Background: The aim of this study was to develop a suitable method for the prolonged culture and maintenance of human hepatocytes with preservation of both proliferative capacity and differentiated functions.
Materials and methods: Primary human hepatocytes were isolated from small pieces of liver tissue obtained from 15 patients who underwent hepatic resection. Hepatocytes were cultured in keratinocyte-stimulating factor medium supplemented with 10% human serum, 10 mM nicotinamide, 10 ng/ml epidermal growth factor, 0.5 microg/ml insulin, 10(-7) M dexamethasone, and antibiotics. Hepatic differentiation and function were analyzed by immunocytochemistry, Western blot, ELISA, lidocaine metabolism, and urea synthesis. Ultrastructural analysis of cultured hepatocytes was performed by electron microscopy.

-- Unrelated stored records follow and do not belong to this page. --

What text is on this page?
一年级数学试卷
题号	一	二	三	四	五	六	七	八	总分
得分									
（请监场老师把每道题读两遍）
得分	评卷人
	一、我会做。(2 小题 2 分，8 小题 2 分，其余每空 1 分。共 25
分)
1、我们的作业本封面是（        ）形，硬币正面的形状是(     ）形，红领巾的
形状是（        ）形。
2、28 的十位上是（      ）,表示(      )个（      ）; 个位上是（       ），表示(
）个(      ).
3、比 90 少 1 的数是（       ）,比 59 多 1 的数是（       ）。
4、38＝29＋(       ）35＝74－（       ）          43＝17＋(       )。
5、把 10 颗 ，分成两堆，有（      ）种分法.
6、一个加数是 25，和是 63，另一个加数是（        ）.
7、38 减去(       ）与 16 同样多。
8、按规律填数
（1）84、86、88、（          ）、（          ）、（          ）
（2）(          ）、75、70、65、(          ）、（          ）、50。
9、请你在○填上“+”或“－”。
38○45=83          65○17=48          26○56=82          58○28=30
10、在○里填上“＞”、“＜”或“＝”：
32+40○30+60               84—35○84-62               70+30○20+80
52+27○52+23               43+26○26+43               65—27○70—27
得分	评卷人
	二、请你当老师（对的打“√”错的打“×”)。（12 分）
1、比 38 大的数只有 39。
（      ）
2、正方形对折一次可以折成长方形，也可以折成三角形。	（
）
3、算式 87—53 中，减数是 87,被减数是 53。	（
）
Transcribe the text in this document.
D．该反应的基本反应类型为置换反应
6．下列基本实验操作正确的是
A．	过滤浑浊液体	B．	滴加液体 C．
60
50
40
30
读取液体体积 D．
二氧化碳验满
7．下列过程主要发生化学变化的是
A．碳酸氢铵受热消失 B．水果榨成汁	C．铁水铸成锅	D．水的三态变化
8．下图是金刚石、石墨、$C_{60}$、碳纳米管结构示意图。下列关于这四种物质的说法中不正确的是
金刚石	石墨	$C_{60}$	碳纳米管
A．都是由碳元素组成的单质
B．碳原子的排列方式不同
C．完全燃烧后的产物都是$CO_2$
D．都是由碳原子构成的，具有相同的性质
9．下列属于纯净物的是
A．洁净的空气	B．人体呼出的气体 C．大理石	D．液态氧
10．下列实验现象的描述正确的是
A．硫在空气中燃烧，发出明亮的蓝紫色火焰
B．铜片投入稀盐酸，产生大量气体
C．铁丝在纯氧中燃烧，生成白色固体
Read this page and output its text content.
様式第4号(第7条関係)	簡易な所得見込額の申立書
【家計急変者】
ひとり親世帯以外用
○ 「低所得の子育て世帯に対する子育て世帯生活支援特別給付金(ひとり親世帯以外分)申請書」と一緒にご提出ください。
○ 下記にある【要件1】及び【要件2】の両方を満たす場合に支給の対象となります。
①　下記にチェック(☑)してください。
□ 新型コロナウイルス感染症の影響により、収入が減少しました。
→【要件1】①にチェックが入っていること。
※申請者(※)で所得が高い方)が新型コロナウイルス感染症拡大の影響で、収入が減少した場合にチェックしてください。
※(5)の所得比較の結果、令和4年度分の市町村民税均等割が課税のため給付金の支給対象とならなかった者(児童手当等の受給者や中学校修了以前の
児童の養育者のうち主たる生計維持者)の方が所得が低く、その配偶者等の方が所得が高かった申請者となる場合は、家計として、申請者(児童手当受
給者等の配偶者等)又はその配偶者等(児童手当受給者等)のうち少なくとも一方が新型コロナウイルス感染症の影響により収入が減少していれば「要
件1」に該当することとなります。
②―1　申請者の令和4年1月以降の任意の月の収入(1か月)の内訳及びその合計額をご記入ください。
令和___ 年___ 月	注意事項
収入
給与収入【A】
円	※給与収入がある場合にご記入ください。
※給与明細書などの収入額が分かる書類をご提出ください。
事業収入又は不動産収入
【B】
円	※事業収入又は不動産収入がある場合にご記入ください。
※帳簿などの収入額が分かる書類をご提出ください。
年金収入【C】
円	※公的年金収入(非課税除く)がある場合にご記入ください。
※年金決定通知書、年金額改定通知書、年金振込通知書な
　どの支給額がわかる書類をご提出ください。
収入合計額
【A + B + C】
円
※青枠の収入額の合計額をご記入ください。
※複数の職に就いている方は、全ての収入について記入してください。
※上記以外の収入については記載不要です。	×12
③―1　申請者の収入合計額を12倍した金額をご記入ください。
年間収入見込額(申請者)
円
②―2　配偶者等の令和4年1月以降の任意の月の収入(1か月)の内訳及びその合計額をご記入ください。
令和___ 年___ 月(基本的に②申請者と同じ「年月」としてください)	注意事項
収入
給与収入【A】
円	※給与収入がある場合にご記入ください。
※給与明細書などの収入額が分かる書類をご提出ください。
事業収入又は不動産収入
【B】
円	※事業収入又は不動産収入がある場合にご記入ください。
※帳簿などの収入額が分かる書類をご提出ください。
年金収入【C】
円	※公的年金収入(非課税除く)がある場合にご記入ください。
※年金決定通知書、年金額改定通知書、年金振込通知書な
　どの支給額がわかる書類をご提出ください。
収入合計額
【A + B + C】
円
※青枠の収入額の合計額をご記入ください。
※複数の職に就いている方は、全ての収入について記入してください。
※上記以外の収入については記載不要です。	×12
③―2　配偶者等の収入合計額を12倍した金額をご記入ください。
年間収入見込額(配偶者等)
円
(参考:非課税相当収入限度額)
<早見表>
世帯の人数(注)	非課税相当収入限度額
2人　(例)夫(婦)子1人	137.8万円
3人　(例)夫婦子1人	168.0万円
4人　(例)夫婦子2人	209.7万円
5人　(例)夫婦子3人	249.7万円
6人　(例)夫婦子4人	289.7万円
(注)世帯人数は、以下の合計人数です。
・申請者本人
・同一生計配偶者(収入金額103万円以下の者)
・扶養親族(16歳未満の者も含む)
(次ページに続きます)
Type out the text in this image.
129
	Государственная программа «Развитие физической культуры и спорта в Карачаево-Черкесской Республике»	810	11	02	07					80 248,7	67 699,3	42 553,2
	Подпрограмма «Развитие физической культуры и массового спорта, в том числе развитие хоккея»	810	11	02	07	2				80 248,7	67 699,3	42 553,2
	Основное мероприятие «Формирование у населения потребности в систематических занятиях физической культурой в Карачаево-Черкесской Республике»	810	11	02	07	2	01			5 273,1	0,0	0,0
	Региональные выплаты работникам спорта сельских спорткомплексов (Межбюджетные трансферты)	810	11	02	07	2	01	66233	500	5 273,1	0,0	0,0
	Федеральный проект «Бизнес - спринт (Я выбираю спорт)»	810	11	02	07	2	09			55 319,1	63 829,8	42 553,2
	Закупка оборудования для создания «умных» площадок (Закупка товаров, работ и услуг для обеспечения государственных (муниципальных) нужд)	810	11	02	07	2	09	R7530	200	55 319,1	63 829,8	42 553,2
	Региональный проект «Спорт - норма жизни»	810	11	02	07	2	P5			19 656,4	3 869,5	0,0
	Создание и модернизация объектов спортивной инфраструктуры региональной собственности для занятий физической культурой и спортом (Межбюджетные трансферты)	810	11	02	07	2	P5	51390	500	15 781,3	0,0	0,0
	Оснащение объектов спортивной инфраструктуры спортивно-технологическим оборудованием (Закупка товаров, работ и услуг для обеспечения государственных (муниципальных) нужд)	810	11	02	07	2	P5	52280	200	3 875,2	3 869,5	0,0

Results: Many primary hepatocytes were maintained for more than 56 days. Hepatocytes proliferated during the initial 14 days, and bromodeoxyuridine labeling indices were 15.2, 12.2, and 6.2% at days 5, 10, and 15, respectively. Electron micrographs of the hepatocytes at day 28 demonstrated numerous mitochondria, rough endoplasmic reticulum, large peroxisomes, and glycogen granules. Albumin secretion increased for the first 14 days and then gradually decreased thereafter but was maintained at levels greater than 2 microg/ml/h until day 56. alpha(1)-Antitrypsin, alpha(1)-antichymotrypsin, and ceruloplasmin production was also observed at day 56, while lidocaine metabolism and urea synthesis were maintained for a long time.
Conclusion: This hepatocyte culture method facilitates the prolonged culture of primary human hepatocytes with preservation of hepatocyte differentiation, function, and proliferative capacity.